Die nächsten Tage und Nächte verliefen relativ unauffällig, mit Ausnahme dass ich nur wenig erholt aus dem Schlaf erwacht bin. Diese Situation habe ich nicht überbewertet und auf das Unfallgeschehen zurück geführt, und Erfahrungsgemäß wird sich dieser Zustand nach ein paar Tagen wieder ändern. Doch dem war nicht so.

Einige Wochen nach dem Unfall –Geschehen verschlechterte sich mein Allgemeinzustand, was vermeintlich auf die miese Qualität, des eigentlich der Regeneration dienenden Schlafes zurückzuführen war. Nun folgt die Steigerung. Das Unfallgeschehen wiederholte sich in regelmäßigen Abständen, gelegentlich mehrmals in einer Nacht. Schweißgebadet, unter meiner Bettdecke erlebe ich den Notfalleinsatz mit anschließendem Unfall. Meine Lebensqualität war maßgeblich eingeschränkt. Nächte und Arbeitstage werden zur Qual. Nun müssen Schritte folgen.

Die Situation ist erkannt. Als Rettungsfachkraft, und Gelegenheits- Autor, beschäftigt man sich natürlich auch mit der Psyche des Menschen. Das Eingeständnis, von einem Posttraumatischen Belastungssyndrom überrascht worden zu sein war die logische Folge der Überlegungen. Eine solche Erkrankung kann unbehandelt an äußerste Grenzen führen- auch in eine abgrundtiefe, und vermeintliche Verlassenheit.

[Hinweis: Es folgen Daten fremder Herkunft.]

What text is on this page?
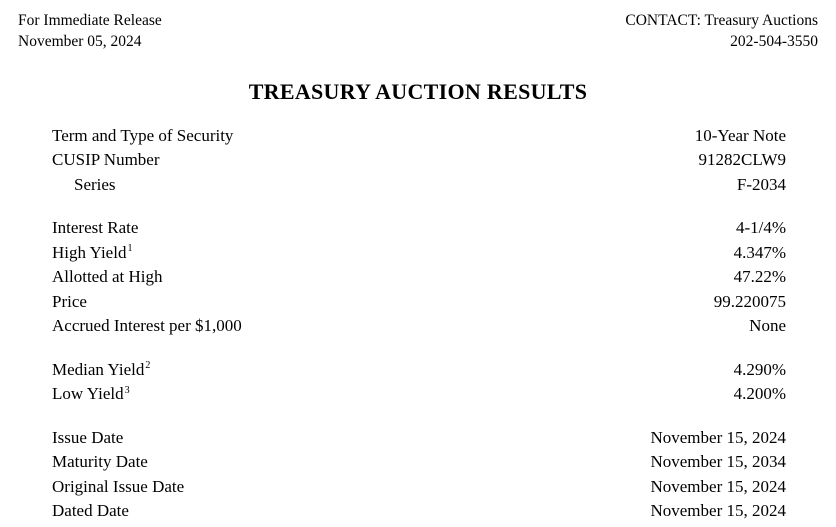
For Immediate Release
November 05, 2024
CONTACT: Treasury Auctions
202-504-3550
TREASURY AUCTION RESULTS
Term and Type of Security	10-Year Note
CUSIP Number	91282CLW9
Series	F-2034

Interest Rate	4-1/4%
High Yield$^1$	4.347%
Allotted at High	47.22%
Price	99.220075
Accrued Interest per $1,000	None

Median Yield$^2$	4.290%
Low Yield$^3$	4.200%

Issue Date	November 15, 2024
Maturity Date	November 15, 2034
Original Issue Date	November 15, 2024
Dated Date	November 15, 2024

Es kommt was kommen muss, der Unfall wird nun fünf Wochen nach dem Ereignis BG – lich erfasst, und vom diensthabenden Arzt, wird meine Verdachtsdiagnose bestätigt, und eine fachspezifische Weiterbehandlung angeordnet. Ich freute mich regelrecht darauf, weil nur so die Möglichkeit zur Herbeiführung gewünschter und auch gewohnter Lebensqualität erreicht werden konnte. Das Eingeständnis, von einem krankmachenden Ereignis überrannt zu sein, war der erste Schritt zur Heilung. Es macht keinen Unterschied zwischen erfahrenen und erfolgreichen „harten“ Menschen und denen, die man eventuell als „Weichei“ und Anfänger ohne ständige aufgezwungene Erfolge bezeichnet. Jeden kann es treffen. Der einzige Unterschied liegt darin, dass der weniger Erfolgreiche, der Normalbürger, der nicht im Rampenlicht der Öffentlichkeit steht, wie z. B. Bundesligaprofis, und entsprechende Erfolge nachweisen muss, leichter darüber sprechen kann. Er braucht auch nicht die große Angst zu haben, als Versager abgestempelt zu sein, der einen an der Klatsche hat und etwas „gaga“ ist.